El recorrido comenzó en el Parque de Begoña, un espacio que hoy es lugar de encuentro y ocio, pero que durante la guerra fue testigo directo de la vida cotidiana y también refugio en momentos de peligro.
A continuación, el grupo se dirigió a la ‘Cuesta de Correos’, donde se encuentran las entradas a los túneles antiaéreos.
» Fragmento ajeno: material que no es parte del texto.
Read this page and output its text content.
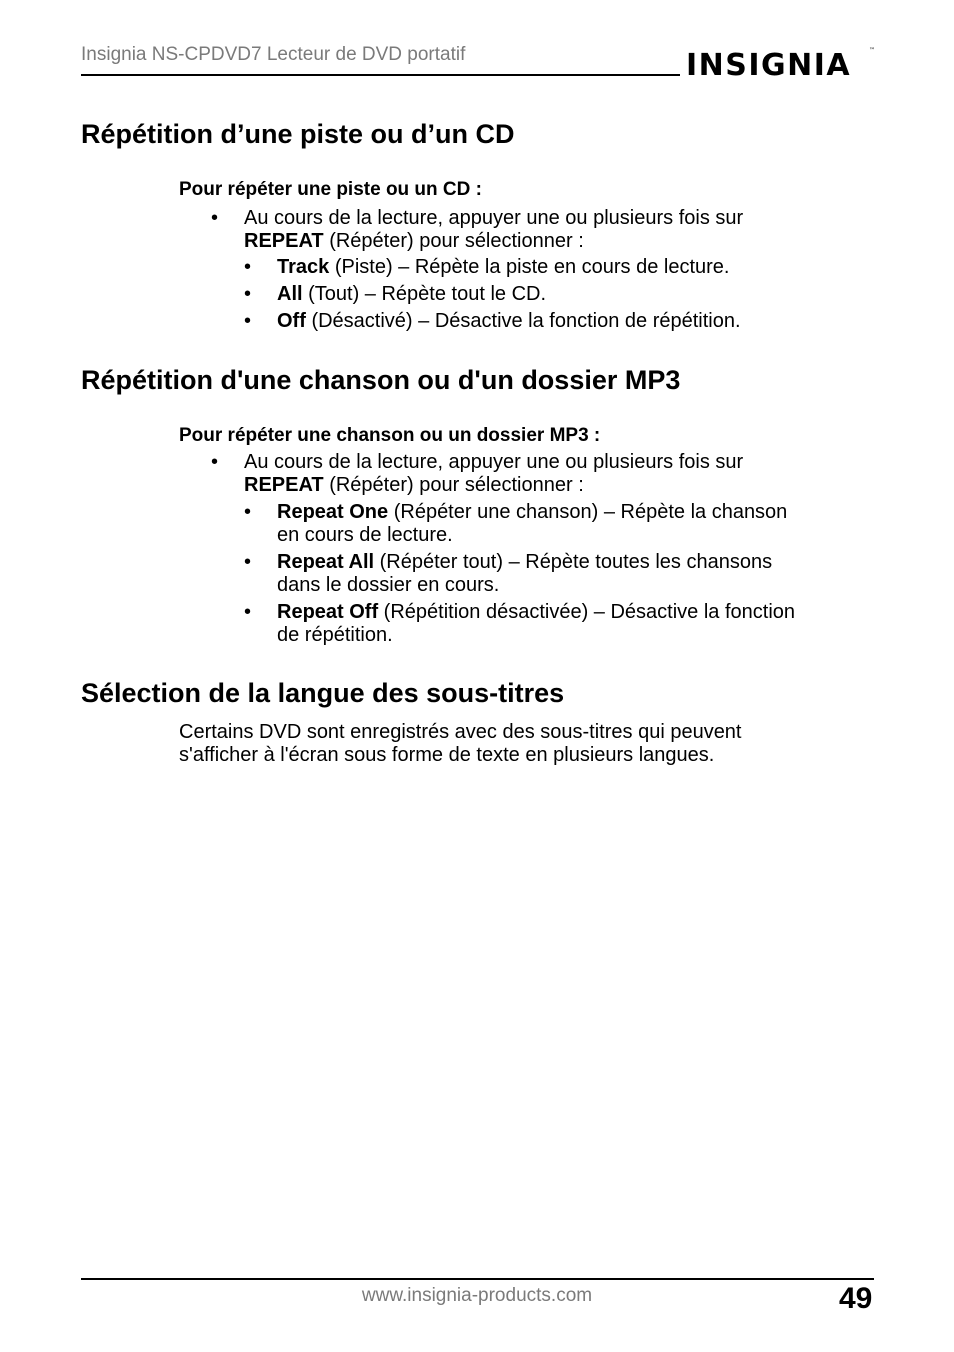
Insignia NS-CPDVD7 Lecteur de DVD portatif	INSIGNIA	™
Répétition d’une piste ou d’un CD
Pour répéter une piste ou un CD :
• Au cours de la lecture, appuyer une ou plusieurs fois sur
REPEAT (Répéter) pour sélectionner :
• Track (Piste) – Répète la piste en cours de lecture.
• All (Tout) – Répète tout le CD.
• Off (Désactivé) – Désactive la fonction de répétition.
Répétition d'une chanson ou d'un dossier MP3
Pour répéter une chanson ou un dossier MP3 :
• Au cours de la lecture, appuyer une ou plusieurs fois sur
REPEAT (Répéter) pour sélectionner :
• Repeat One (Répéter une chanson) – Répète la chanson
en cours de lecture.
• Repeat All (Répéter tout) – Répète toutes les chansons
dans le dossier en cours.
• Repeat Off (Répétition désactivée) – Désactive la fonction
de répétition.
Sélection de la langue des sous-titres
Certains DVD sont enregistrés avec des sous-titres qui peuvent
s'afficher à l'écran sous forme de texte en plusieurs langues.
www.insignia-products.com	49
Estos pasadizos subterráneos constituyen un testimonio clave de la resistencia civil y de las estrategias de protección utilizadas para resguardar a la población de los continuos bombardeos.
La siguiente parada fue el Colegio Jovellanos, donde una placa conmemorativa recuerda a los docentes y refleja el esfuerzo por mantener la actividad educativa incluso en tiempos de enorme dificultad.
El itinerario continuó en la Plaza de El Parchís, zona céntrica que vivió intensamente el conflicto y que fue escenario de la vida diaria de la ciudad durante aquellos años convulsos.
Otro de los puntos destacados fue la visita a la Iglesia de San Pedro Apóstol, un lugar cargado de simbolismo, ya que fue utilizada como cárcel por ambos bandos, convirtiéndose en un reflejo de la represión y la profunda división social que trajo consigo la guerra.
La actividad finalizó en la Biblioteca Pública Jovellanos, donde el alumnado visitó una exposición ‘Gijón bajo las bombas’, que complementa el recorrido con testimonios gráficos y documentos históricos sobre el impacto del conflicto en la ciudad.
El alumnado valoró muy positivamente la experiencia, destacando el interés de conocer mejor la historia de la ciudad en la que viven y de poder aprender fuera del aula, recorriendo los propios escenarios donde ocurrieron los hechos.
Actividades como esta permiten al alumnado conectar con la historia de su entorno, reflexionar sobre el pasado y comprender mejor los efectos de la guerra en la vida cotidiana de una ciudad. Una experiencia educativa que combina aprendizaje, memoria y ciudadanía.